Fig. 5. NEGR1 interacting proteins may contribute to exocytosis of neurotransmitter and synaptic vesicle endocytosis.

A Flow chart of IP-MS for NEGR1 overexpression in the vHIP region of mice, and we identified 64 high confident NEGR1 interacting proteins which the iBAQ ratio of NEGR1_IP to IGG_IP is greater than 5 and unique peptides in NEGR1-IP is greater than 2. B, C Functional analysis was conducted using Cytoscape (3.10.2) with the ClueGo (2.5.10) plug-in, and the 64 high confident NEGR1 interacting proteins were significant enrichment in 14 GO_Biological Processes presented in B, including calcium-ion-regulated exocytosis, synaptic vesicle endocytosis, and calcium ion-regulated exocytosis of neurotransmitters, etc. D Visualization of the protein-protein interaction network for Clathrin-dependent synaptic vesicle endocytosis cluster, and Snap25 seemly play as a central hub in this network.

Fig. 6. Overexpressing NEGR1 in the vHIP of mice may regulate the myelination related signaling pathways.

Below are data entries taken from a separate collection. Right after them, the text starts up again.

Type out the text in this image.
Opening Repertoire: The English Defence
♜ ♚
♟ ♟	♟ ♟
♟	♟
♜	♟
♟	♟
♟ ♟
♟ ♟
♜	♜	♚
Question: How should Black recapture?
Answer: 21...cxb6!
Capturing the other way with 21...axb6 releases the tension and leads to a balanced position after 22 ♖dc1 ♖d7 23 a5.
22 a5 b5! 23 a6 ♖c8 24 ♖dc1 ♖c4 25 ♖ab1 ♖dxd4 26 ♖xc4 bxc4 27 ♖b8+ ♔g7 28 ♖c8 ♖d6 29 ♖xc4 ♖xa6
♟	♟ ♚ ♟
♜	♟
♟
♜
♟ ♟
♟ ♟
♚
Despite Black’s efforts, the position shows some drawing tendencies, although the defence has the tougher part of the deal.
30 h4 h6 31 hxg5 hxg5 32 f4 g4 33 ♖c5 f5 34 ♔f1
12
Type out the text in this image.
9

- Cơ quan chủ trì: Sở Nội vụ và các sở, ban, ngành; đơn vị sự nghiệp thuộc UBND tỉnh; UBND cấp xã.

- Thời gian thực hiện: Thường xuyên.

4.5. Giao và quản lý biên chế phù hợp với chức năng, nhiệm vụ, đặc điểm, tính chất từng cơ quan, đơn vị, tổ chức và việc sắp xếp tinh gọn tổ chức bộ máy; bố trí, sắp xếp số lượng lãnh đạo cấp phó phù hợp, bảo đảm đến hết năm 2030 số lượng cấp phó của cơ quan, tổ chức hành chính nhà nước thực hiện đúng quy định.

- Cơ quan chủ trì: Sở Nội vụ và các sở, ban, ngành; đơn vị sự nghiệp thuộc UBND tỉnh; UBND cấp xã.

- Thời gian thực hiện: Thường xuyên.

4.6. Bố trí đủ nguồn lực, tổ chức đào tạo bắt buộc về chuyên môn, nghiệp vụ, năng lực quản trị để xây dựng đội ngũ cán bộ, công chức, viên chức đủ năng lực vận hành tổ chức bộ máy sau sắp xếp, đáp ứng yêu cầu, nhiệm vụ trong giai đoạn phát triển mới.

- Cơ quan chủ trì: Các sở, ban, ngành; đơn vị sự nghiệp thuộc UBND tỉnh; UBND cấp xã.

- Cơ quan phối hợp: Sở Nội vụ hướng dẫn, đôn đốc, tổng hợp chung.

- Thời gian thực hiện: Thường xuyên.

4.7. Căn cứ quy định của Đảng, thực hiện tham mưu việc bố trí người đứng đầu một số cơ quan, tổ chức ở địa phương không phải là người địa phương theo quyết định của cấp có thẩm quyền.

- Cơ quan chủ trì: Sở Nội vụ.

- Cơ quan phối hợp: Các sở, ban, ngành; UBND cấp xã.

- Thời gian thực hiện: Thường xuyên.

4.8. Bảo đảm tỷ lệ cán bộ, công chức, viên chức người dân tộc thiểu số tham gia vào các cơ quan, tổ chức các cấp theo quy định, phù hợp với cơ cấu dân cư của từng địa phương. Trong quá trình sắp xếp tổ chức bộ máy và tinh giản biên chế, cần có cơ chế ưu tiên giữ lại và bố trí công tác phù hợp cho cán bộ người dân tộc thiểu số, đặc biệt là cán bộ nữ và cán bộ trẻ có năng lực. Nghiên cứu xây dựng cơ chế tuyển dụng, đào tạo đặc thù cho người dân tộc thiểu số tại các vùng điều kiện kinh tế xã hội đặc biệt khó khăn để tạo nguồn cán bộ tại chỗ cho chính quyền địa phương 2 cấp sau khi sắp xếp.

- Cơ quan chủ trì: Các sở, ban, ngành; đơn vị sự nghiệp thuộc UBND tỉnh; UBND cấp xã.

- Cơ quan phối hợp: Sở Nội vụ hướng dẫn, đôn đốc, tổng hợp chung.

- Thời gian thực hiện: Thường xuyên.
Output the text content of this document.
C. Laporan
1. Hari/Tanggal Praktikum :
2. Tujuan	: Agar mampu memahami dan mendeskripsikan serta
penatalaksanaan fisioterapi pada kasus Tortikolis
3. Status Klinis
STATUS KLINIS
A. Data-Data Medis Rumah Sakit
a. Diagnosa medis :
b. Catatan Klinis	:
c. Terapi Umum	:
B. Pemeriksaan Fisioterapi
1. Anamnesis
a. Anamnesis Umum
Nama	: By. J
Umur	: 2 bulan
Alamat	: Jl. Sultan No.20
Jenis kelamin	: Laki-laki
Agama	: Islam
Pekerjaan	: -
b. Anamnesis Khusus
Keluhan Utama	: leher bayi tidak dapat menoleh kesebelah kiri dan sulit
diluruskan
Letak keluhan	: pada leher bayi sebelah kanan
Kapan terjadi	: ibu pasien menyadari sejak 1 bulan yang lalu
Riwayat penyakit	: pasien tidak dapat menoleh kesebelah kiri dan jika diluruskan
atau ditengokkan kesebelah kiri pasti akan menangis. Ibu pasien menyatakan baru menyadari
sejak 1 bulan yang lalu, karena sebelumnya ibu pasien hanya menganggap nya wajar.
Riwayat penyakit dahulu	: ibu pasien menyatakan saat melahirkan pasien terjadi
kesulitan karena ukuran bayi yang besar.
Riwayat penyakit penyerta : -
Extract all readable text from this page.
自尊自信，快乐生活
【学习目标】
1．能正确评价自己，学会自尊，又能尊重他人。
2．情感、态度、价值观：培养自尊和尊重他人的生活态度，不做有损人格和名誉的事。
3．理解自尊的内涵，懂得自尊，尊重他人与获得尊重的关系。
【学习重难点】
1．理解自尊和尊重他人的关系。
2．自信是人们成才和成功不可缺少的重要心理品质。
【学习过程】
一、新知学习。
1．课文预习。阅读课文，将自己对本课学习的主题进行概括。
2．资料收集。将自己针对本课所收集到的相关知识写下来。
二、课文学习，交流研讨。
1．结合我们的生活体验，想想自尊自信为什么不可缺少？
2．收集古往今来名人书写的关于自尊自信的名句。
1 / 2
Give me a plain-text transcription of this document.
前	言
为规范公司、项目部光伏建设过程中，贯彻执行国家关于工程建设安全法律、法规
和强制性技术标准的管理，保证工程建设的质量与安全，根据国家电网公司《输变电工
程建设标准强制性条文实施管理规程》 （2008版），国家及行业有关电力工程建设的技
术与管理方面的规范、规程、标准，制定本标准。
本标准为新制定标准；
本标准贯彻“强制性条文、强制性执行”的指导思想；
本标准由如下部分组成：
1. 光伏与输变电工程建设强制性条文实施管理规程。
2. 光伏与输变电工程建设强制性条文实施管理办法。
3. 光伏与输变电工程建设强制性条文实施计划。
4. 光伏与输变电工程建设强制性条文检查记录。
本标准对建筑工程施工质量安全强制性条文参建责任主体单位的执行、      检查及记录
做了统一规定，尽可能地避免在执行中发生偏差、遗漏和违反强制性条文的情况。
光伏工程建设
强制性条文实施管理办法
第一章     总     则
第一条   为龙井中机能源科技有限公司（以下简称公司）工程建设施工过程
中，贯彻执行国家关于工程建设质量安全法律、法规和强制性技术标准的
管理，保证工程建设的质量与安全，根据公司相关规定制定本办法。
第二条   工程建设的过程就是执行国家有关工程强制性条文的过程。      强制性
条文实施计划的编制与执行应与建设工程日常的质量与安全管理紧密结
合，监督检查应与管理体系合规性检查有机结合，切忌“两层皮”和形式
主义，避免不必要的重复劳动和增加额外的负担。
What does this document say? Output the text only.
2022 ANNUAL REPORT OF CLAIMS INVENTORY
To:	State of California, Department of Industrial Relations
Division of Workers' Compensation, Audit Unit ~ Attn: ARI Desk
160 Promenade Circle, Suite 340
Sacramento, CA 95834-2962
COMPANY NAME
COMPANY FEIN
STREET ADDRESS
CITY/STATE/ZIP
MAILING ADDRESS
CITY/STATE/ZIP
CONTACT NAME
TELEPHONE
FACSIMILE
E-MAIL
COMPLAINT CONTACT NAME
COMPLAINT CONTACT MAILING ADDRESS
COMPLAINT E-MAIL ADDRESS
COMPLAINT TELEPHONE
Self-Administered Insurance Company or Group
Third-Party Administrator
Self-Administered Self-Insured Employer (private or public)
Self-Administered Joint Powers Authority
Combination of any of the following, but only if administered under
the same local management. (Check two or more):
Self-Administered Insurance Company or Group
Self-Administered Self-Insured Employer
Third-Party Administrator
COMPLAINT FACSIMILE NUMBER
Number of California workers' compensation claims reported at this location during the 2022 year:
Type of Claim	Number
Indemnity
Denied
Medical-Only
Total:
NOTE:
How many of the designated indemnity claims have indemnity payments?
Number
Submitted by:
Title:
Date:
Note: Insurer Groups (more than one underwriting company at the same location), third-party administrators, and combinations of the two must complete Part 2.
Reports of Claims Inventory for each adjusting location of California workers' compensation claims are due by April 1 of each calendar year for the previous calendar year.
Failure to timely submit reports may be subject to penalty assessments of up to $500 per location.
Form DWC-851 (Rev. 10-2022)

A The timeline of transcriptomic analysis for NEGR1 overexpression in the vHIP region of mice, and vHIP tissues from test mice (NEGR1-OE (vHIP): n = 3) and control mice (n = 3) were dissected for RNA sequencing. B A heatmap illustrating the expression levels of ninety-four differentially expressed genes, comprising forty-five upregulated and forty-nine downregulated between NEGR1-OE (vHIP) mice and controls (P adj < 0.05). C The top 10 terms for each biological process, cellular component, and molecular function enriched by the differentially expressed genes. D Visualization of genes involved in five myelination-related biological processes.